Every time it happens, I feel like I’m at a comedy club watching an awful comic get walked out on. I feel bad for the poor guy, but I can’t help thinking that it’s his or her fault, at least a little bit. I know they’re trying, but that doesn’t make them good.
That’s what it feels like when a class decides to revolt against a professor at CSUN. Most students know what I’m talking about: When a class gets so out of control that the students literally cannot take it anymore. After weeks or months of nonsense, unclear assignments, impossible tests and incomprehensible material, the professor is challenged verbally during class. And that sparks a revolt.
It’s happened to me twice in my three years at CSUN. Last semester in an upper-division general education course in the College of Social and Behavioral Sciences, I “studied” under a professor who showed up for our once-a-week three-hour class just seven times. Class sessions were canceled as frequently as they were held.
The professor lectured twice, and for 20 minutes each time. Three of the six times I actually attended class, we all watched a feature-length Hollywood film. Trying to compare the syllabus to what we were actually doing in class was hilarious, and students had no idea what was going on. So they revolted.
Toward the end of the semester, as students were starting to get nervous about their grade in a class they hadn’t learned a thing in, it happened. The professor came in 15 minutes late and students wanted to know what the final assignment would be and how it would be graded. The professor gave us some guff, answered one of the inappropriately phrased queries with something snappy, and the class lost it.
It got to a point where someone said aloud, “This is flipping ridiculous!” but without the “flipping.” The students were visibly angry. The professor left for a few minutes to compose him/herself in her office and make a handout for the final assignment.
As students waited around for another 20 minutes, a note that would later be given to the professor’s department chair was passed around the room in search of signatures. Students lamented about how hard it was to drive all the way to campus for such a joke of a class. A couple of students who worked full-time during the day said they felt like their tuition had been wasted. Several students who were majoring in the class’ department complained that they needed this material to move on to the next class and succeed. All around, it was a sad state of affairs at CSUN. The students later walked out.
But the students drew the line, and that was important. I sympathized with the professor a little bit, because I know professors don’t get paid much and that she probably had taught at 14 community colleges that day to try and make ends meet. Still, there was no excuse for his/her attitude about the whole thing. There was no regret.
Students at this campus seem to be either really defensive about their education or completely unconcerned. There are a lot of working professionals here who need a bachelor’s degree to move up the socio-economic ladder for their families. There are also a lot of punks and scuzzballs who just don’t care. My favorites are the former.

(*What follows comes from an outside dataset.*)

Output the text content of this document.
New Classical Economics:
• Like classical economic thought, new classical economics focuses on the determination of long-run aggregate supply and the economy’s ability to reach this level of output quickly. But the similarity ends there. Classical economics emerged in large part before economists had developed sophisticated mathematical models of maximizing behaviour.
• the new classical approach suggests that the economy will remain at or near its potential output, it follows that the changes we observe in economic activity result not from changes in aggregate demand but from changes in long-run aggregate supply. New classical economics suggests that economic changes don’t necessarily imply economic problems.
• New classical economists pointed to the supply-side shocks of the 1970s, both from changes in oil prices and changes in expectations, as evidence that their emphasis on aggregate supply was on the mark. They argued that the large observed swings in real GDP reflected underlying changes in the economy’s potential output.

Watching these students completely flip out on a professor in the middle of a class because the education they were getting wasn’t good enough was moving. It made an otherwise apathetic student – me – care about the role education plays in our lives.
But then it happened again. My best friend had it happen in one of his classes too, ironically in the same college. I’m told a student actually yelled out, “You don’t know how to teach!” at that particular professor before the entire class stormed out in a fit of awkward fury. There’s nothing like an impromptu walk out.
And now I feel it happening again in a class I’m in this semester. Every day, the professor is bombarded with aggressive questions about the direction of the class. Most of the time, the professor doesn’t seem to know where he is.
But when I catch of glimpse of recognition, I feel bad for him. It’s like watching a comic crash and burn, and that’s the saddest thing of all. Poor CSUN.